On The Monitor this week:
- We talk with Jill Quadagno about how Racism undermined the ‘War on Poverty’
- We talk with Peter Byrne about the sale of the USPS real estate and other properties: Is Sen. Feinstein Profiting From the Fire Sale of the Public’s Property and Art?
More about this week’s guests:
Jill Quadagno holds the Mildred and Claude Pepper Eminent Scholar Chair in Social Gerontology at Florida State University and is the author of several books on social policy including The Color of Welfare: How Racism Undermined the War on Poverty.
The “war on poverty” was launched 50 years ago this week in Lyndon Johnson’s 1964 State of the Union address; also see excerpt of video from this 1965 speech on voting rights which also addresses racism and the war on poverty.

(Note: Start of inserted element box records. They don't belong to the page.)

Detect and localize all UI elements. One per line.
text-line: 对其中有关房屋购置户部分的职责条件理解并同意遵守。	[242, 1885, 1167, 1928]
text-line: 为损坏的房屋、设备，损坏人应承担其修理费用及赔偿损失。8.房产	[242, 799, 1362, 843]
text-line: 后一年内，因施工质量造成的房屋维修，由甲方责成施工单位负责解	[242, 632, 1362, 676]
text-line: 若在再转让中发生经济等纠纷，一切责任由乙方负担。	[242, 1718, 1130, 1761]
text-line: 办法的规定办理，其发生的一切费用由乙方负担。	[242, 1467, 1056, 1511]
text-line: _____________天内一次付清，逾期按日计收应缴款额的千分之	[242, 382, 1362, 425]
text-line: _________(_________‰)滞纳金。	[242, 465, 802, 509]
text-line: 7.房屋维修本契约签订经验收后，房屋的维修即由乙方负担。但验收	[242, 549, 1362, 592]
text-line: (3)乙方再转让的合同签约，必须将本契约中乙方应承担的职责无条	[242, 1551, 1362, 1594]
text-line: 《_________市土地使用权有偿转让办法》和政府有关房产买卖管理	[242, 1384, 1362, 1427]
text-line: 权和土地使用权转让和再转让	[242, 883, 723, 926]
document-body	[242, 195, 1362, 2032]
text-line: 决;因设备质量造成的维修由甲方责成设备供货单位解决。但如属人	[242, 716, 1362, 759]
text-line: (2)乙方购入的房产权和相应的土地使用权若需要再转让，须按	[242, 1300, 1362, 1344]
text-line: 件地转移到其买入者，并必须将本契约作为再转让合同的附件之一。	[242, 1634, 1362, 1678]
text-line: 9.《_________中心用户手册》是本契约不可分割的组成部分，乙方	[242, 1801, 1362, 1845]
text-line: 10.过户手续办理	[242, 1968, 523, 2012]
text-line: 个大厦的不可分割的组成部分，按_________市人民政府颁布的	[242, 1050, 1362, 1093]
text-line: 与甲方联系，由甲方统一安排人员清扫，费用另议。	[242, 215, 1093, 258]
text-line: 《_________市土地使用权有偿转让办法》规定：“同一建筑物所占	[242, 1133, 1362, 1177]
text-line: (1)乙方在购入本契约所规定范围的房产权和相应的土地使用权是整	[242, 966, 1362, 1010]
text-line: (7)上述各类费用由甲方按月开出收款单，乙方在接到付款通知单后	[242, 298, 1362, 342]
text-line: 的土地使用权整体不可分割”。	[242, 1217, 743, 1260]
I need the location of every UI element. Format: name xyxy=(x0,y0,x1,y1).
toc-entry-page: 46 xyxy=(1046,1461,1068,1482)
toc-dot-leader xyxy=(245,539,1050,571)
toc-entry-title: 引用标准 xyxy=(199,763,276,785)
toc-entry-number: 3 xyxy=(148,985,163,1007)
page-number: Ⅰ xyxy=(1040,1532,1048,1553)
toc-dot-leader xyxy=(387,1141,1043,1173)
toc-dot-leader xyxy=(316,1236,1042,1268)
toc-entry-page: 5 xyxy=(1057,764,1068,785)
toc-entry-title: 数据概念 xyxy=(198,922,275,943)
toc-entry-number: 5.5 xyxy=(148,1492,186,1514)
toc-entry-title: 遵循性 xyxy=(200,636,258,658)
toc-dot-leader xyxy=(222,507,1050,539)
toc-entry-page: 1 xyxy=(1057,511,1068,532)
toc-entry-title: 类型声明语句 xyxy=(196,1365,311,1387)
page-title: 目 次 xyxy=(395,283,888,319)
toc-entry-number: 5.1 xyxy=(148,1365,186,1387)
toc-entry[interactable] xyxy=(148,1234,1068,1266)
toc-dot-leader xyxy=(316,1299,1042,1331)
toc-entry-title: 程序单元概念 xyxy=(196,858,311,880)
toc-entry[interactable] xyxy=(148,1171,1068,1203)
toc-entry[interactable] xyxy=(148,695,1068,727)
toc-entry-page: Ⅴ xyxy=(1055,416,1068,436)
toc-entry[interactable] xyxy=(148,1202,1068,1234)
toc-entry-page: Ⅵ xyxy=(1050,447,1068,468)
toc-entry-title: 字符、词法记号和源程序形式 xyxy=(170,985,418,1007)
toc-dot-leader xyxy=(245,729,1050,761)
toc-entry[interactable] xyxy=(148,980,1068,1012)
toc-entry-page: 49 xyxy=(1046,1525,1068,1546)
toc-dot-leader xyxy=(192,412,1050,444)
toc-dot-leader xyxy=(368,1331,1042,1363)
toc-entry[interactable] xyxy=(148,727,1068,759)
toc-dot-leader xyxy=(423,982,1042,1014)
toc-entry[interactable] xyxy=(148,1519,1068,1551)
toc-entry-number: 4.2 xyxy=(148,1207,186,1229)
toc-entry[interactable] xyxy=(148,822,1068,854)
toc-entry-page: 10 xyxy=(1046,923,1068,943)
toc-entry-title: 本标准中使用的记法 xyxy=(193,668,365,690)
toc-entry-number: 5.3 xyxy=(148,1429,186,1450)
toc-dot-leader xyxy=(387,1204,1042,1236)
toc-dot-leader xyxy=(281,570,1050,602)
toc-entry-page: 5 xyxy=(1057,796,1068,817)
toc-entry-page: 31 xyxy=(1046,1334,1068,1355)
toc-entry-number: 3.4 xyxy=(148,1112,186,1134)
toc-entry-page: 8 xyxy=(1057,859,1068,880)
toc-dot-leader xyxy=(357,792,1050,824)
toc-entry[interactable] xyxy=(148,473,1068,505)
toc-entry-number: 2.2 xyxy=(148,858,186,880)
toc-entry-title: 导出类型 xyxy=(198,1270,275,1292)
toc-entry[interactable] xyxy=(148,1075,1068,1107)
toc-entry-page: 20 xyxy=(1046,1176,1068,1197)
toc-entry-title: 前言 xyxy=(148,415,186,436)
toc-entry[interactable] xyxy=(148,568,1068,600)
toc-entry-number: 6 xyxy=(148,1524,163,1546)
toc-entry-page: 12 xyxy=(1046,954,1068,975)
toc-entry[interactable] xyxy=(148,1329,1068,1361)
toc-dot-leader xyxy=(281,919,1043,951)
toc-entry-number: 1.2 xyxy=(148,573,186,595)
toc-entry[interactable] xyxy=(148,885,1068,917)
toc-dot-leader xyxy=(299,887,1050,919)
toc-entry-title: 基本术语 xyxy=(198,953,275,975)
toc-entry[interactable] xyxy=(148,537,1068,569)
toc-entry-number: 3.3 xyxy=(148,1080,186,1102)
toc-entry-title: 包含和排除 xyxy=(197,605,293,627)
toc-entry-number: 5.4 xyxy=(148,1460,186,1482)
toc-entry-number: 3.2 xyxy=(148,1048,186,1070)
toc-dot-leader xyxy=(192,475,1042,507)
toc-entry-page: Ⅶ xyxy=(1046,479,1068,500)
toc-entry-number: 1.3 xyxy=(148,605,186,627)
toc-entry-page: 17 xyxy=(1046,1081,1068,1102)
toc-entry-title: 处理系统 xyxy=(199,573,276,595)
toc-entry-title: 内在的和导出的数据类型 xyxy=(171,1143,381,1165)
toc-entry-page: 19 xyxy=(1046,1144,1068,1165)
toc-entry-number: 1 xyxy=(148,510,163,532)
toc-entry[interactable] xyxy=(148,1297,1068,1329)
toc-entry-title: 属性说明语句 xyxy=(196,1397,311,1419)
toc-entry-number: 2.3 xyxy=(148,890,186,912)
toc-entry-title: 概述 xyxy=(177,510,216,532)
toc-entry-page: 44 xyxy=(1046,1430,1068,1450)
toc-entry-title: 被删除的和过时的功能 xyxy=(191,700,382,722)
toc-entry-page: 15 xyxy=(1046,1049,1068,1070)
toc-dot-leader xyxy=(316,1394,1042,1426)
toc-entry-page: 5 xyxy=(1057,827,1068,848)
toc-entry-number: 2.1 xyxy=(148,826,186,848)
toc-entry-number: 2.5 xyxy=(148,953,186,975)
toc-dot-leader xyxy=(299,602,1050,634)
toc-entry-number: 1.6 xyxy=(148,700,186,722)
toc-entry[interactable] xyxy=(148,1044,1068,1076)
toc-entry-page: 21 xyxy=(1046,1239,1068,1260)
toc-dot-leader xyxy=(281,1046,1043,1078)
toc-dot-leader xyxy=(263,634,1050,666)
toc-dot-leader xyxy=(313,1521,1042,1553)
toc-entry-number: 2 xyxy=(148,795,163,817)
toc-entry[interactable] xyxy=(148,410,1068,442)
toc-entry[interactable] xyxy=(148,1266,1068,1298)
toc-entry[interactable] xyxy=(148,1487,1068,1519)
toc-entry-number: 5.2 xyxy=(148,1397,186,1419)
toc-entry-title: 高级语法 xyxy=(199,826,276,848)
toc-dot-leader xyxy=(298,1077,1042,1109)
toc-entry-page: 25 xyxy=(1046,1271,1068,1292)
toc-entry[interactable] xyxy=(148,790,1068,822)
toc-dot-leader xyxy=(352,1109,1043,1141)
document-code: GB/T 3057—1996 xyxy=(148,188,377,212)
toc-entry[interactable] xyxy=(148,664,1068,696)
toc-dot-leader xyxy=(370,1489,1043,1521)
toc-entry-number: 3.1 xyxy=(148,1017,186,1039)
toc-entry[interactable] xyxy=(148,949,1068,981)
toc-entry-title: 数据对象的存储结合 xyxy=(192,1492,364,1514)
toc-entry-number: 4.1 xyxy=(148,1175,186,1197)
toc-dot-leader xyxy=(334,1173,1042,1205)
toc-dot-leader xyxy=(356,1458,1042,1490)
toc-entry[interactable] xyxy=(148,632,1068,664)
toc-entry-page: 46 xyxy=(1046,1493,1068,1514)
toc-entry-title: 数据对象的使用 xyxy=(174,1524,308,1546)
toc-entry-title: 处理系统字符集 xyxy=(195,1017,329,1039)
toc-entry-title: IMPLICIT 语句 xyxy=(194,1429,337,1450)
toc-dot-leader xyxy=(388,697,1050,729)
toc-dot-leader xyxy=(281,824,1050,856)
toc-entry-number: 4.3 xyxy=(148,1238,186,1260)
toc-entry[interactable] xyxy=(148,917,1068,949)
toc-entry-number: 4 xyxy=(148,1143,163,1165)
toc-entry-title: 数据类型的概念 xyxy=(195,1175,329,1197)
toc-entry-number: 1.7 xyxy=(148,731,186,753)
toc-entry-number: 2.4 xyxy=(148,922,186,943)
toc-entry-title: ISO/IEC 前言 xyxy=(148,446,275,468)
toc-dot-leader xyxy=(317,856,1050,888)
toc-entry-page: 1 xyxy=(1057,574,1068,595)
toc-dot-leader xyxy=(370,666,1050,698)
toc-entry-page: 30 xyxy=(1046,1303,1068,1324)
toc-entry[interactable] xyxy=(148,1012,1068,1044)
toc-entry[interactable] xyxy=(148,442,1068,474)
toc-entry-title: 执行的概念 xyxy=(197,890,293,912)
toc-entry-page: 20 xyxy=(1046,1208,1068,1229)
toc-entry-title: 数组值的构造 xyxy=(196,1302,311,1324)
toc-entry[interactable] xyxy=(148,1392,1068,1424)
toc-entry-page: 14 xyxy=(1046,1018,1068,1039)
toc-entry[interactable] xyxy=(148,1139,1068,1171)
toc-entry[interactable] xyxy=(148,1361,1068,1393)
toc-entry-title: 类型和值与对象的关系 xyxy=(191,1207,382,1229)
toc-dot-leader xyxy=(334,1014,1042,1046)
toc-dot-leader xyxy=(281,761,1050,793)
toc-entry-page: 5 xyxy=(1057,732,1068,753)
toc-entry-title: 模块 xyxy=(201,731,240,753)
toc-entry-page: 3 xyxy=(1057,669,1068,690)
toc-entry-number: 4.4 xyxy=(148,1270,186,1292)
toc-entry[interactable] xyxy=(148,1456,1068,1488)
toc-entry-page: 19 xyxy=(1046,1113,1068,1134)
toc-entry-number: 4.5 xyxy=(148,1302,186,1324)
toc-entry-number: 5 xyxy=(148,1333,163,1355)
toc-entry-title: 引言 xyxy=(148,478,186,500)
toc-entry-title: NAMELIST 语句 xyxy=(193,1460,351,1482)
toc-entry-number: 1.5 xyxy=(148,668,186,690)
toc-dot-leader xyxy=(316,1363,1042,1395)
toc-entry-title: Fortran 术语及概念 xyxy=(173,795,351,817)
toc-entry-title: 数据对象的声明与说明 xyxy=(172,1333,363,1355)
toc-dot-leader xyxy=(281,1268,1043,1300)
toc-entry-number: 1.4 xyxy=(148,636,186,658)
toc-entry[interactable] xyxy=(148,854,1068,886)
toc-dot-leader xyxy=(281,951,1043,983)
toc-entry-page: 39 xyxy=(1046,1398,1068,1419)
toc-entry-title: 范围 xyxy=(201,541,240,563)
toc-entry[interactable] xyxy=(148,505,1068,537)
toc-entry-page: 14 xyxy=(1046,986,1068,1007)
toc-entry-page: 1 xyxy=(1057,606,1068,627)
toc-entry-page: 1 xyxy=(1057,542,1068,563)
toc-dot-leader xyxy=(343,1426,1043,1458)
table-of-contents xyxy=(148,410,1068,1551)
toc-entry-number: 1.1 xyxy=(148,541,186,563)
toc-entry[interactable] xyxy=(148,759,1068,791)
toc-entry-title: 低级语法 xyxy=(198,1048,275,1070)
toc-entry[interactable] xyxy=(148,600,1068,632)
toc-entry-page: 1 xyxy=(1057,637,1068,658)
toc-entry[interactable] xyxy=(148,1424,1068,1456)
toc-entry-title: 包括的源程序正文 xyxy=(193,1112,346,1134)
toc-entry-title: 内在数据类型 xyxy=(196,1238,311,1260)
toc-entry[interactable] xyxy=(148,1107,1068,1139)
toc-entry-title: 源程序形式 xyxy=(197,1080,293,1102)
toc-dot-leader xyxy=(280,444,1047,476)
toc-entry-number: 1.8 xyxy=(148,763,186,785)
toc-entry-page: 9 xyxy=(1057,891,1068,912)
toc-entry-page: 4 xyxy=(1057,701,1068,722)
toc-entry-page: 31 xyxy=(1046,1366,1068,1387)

Quote: “Several factors stymied efforts to end poverty in the U.S. The heart of the Economic Opportunity Act was the effort to bring about social change through community action programs. Yet across the nation – from the deep South to New Jersey – community action programs became entangled in the civil rights movement, creating a backlash that was ultimately their undoing. Job training programs, too, began as an effort to provide the poor with the skills to earn a decent wage. In practice, however, young black women received training that would prepare them to be domestic servants and homemakers. Young black men gained valuable training in the skilled trades but came into conflict with the unions that wanted to maintain control over hiring. Once again, then, the goal to end poverty through jobs became enmeshed in conflict over racial discrimination. A guaranteed national income, or ‘negative income tax’ — which would now be regarded as unspeakably radical — was actually backed by the Nixon administration and had broad support, but a bizarre coalition of southern white Democrats, religious groups and welfare rights advocates (who thought it didn’t go far enough) defeated the proposal. We shouldn’t lose sight of the fact that key parts of the war on poverty – the enactment of Medicare and Medicaid in 1965 — have been critical for reducing poverty. Until then, poor people and older people had no way of ensuring access to health care. We do see some continued racial dynamics around the Affordable Care Act of 2010. The Supreme Court made Medicaid expansion optional for the states, and as states make their decision, it is not only partisan politics that determines the choice, but also the degree of negative racial sentiment within the state.”
The Los Angeles Times published a piece recently about sales of post offices and protests they have aroused. The article notes that CBRE is “the private entity that holds an exclusive contract to broker postal service real estate. … Riling many here is the exclusive deal with CBRE Group, whose chairman, Richard Blum, is married to U.S. Sen. Dianne Feinstein (D-Calif.). “A recent e-book by investigative journalist Peter Byrne details allegations of below-market sales to CBRE clients and investors. (CBRE has declined to comment on those claims.) A June audit by the Office of Inspector General raised unrelated ‘conflict of interest’ concerns and noted ‘poor oversight’ of the CBRE contract.”
Byrne’s story “Death, Maiming, Money & Muni” was a finalist in 2004 for the Investigative Award given by Investigative Reporters & Editors. This hard-hitting expose of San Francisco’s transit system also won first place for investigative reporting from the Association of Alternative Weeklies. His series exposing U.S. Senator Dianne Feinstein’s conflicts of interest — “Senator Warbucks” — was a finalist for the 2008 Investigative Enterprise Award by Investigative Reporters and Editors and received awards from the California Newspaper Publisher’s Association and Project Censored.
Byrne has received national, regional, and local recognition for investigative work, writing style, and in-depth profiles of politicians, grifters, grafters, and… artists (for whom he has a soft spot). He also writes compellingly about new developments in physics, quantum computation, and stock car racing. Byrne likes to take tough, complex subjects and explicate them in ordinary language for normal people. He figures that if he can understand exactly how people steal money from the government and get away with it, or how reality-shifting media organizations owned by defense contractors are able to brainwash millions of people into working against the interest of the human species — then he can explain how it works to the reader.
He loves reading purloined documents, and taking whistle blowers out to lunch at fancy restaurants.